What’s missing, though, is any form of oversight by elected officials and accountability to the taxpayers who would be on the hook for repaying the debt. These developers would be able to call their own shots.

It’s never been done before — not just in Utah, we’re talking anywhere in the United States, and it poses real problems.

Cameron Diehl, executive director of the Utah League of Cities and Towns, told senators Monday morning that Utah has never given taxing authority to unelected individuals or entities because, at the end of the day, elected officials — like them or not — have to answer to voters.

“It really comes down to this fundamental question: Do you, as a state, want to allow the creation of a political subdivision without elected officials that will have control over property tax?” he said.

Naturally, the developers want to allow that creation.

“It’s absolutely critical to do this,” said Chris Gamvroulas, president of Ivory Development, who was among the developers who spoke in favor of the bill as it received committee approval Monday morning. His proof that developers need this new taxing power was that they brought a bill to the Legislature.
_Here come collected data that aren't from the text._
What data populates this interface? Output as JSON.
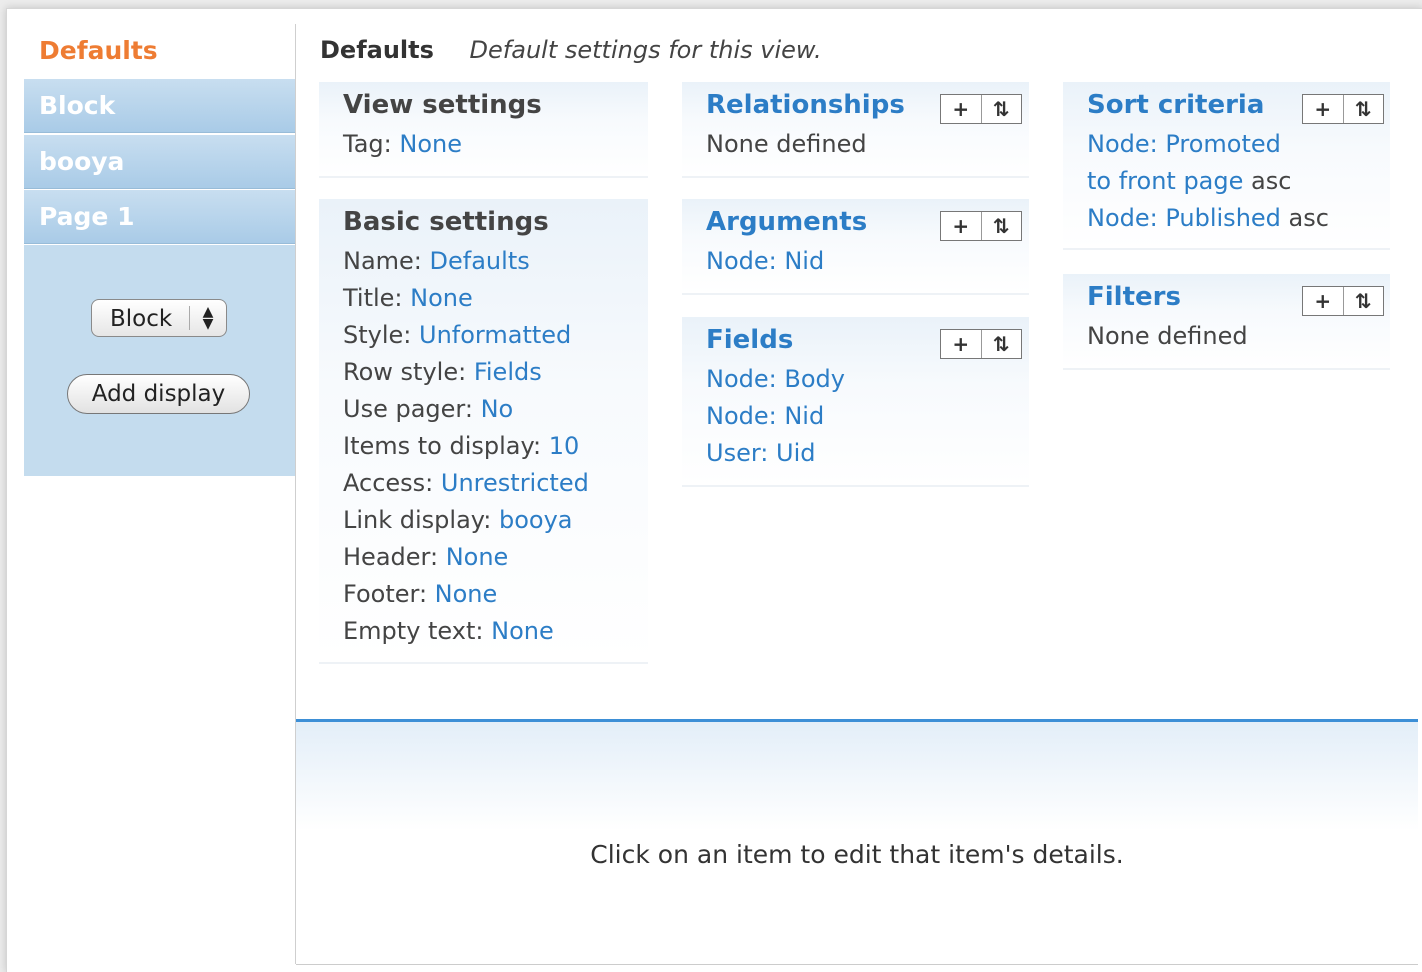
{
  "displays": {
    "tabs": [
      "Defaults",
      "Block",
      "booya",
      "Page 1"
    ],
    "select_value": "Block",
    "add_display": "Add display"
  },
  "header": {
    "title": "Defaults",
    "description": "Default settings for this view."
  },
  "view_settings": {
    "title": "View settings",
    "rows": [
      {
        "label": "Tag:",
        "value": "None"
      }
    ]
  },
  "basic_settings": {
    "title": "Basic settings",
    "rows": [
      {
        "label": "Name:",
        "value": "Defaults"
      },
      {
        "label": "Title:",
        "value": "None"
      },
      {
        "label": "Style:",
        "value": "Unformatted"
      },
      {
        "label": "Row style:",
        "value": "Fields"
      },
      {
        "label": "Use pager:",
        "value": "No"
      },
      {
        "label": "Items to display:",
        "value": "10"
      },
      {
        "label": "Access:",
        "value": "Unrestricted"
      },
      {
        "label": "Link display:",
        "value": "booya"
      },
      {
        "label": "Header:",
        "value": "None"
      },
      {
        "label": "Footer:",
        "value": "None"
      },
      {
        "label": "Empty text:",
        "value": "None"
      }
    ]
  },
  "relationships": {
    "title": "Relationships",
    "text": "None defined"
  },
  "arguments": {
    "title": "Arguments",
    "items": [
      "Node: Nid"
    ]
  },
  "fields": {
    "title": "Fields",
    "items": [
      "Node: Body",
      "Node: Nid",
      "User: Uid"
    ]
  },
  "sort_criteria": {
    "title": "Sort criteria",
    "items": [
      {
        "link": "Node: Promoted",
        "suffix": ""
      },
      {
        "link": "to front page",
        "suffix": " asc"
      },
      {
        "link": "Node: Published",
        "suffix": " asc"
      }
    ]
  },
  "filters": {
    "title": "Filters",
    "text": "None defined"
  },
  "tool_icons": {
    "add": "+",
    "rearrange": "⇅"
  },
  "bottom": {
    "message": "Click on an item to edit that item's details."
  },
  "colors": {
    "link": "#2c7dc6",
    "active_tab": "#ee7c33",
    "sidebar": "#c4dcee",
    "accent_border": "#3d8fd6"
  }
}
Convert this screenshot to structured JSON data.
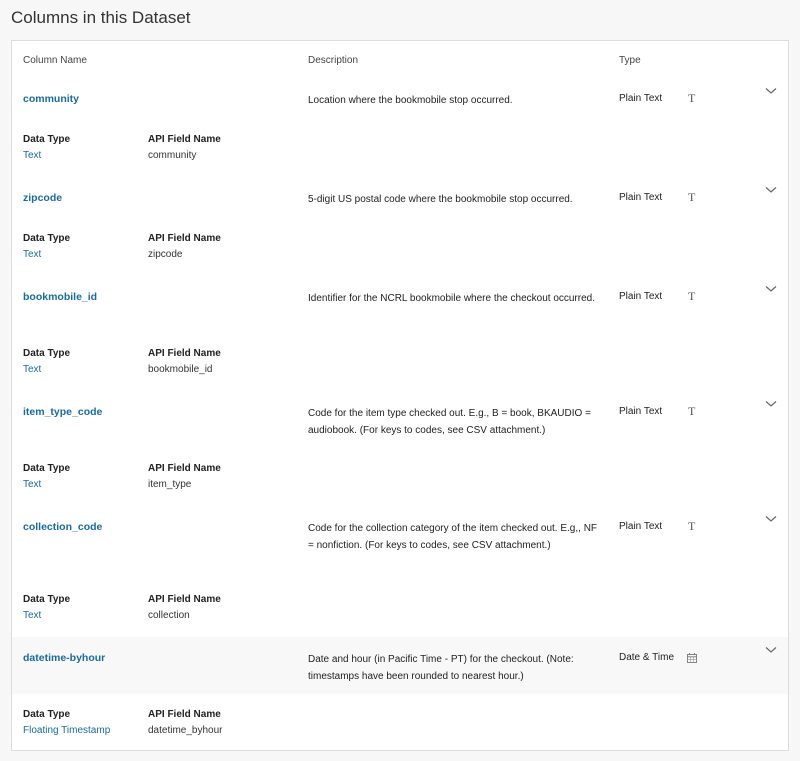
{
  "heading": "Columns in this Dataset",
  "table_headers": {
    "column_name": "Column Name",
    "description": "Description",
    "type": "Type"
  },
  "detail_labels": {
    "data_type": "Data Type",
    "api_field_name": "API Field Name"
  },
  "columns": [
    {
      "name": "community",
      "description": "Location where the bookmobile stop occurred.",
      "type": "Plain Text",
      "type_icon": "text-type-icon",
      "data_type": "Text",
      "api_field_name": "community"
    },
    {
      "name": "zipcode",
      "description": "5-digit US postal code where the bookmobile stop occurred.",
      "type": "Plain Text",
      "type_icon": "text-type-icon",
      "data_type": "Text",
      "api_field_name": "zipcode"
    },
    {
      "name": "bookmobile_id",
      "description": "Identifier for the NCRL bookmobile where the checkout occurred.",
      "type": "Plain Text",
      "type_icon": "text-type-icon",
      "data_type": "Text",
      "api_field_name": "bookmobile_id"
    },
    {
      "name": "item_type_code",
      "description": "Code for the item type checked out. E.g., B = book, BKAUDIO = audiobook. (For keys to codes, see CSV attachment.)",
      "type": "Plain Text",
      "type_icon": "text-type-icon",
      "data_type": "Text",
      "api_field_name": "item_type"
    },
    {
      "name": "collection_code",
      "description": "Code for the collection category of the item checked out. E.g,, NF = nonfiction. (For keys to codes, see CSV attachment.)",
      "type": "Plain Text",
      "type_icon": "text-type-icon",
      "data_type": "Text",
      "api_field_name": "collection"
    },
    {
      "name": "datetime-byhour",
      "description": "Date and hour (in Pacific Time - PT) for the checkout. (Note: timestamps have been rounded to nearest hour.)",
      "type": "Date & Time",
      "type_icon": "calendar-icon",
      "data_type": "Floating Timestamp",
      "api_field_name": "datetime_byhour"
    }
  ],
  "colors": {
    "link": "#1b6a9e",
    "border": "#e6e6e6",
    "highlight_row": "#f8f8f8"
  }
}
While these DIDs are being sold to lawmakers as a means of increasing housing affordability, nothing in the bill requires the homes built to be affordable.

There are other, similar tools available to developers. The Legislature created similar infrastructure financing programs in the past. Public Infrastructure Districts, or PIDs, for example, are special service districts used by communities to finance parks and roads in a new community.

But the key distinction is that PIDs are overseen by boards made up of individuals elected by the taxpayers in the districts where the projects are built. These DIDS do not.

There’s also a legitimate question as to whether the DIDs are even allowed under Utah’s Constitution. A provision known as The Ripper Clause prohibits the Legislature from delegating the power to levy taxes or to perform municipal functions to any private corporation or association.

Generally speaking, these provisions, which are in numerous state constitutions, are intended to ensure that the power to tax or run public functions like police or fire services is not simply handed over to unaccountable private interests. It goes to the heart of the notion of “No taxation without representation.”

But, assuming for the time being that it is legal, SB295 is still a major change and an unprecedented delegation of power that has been rolled out on a Friday and rushed through the Legislature at breakneck speed.

Why? I suppose the answer to that is because it’s something developers want.

And as we’ve seen over and over, what developers want, developers get — even if it isn’t necessarily in the best interest of cities, counties or even taxpayers.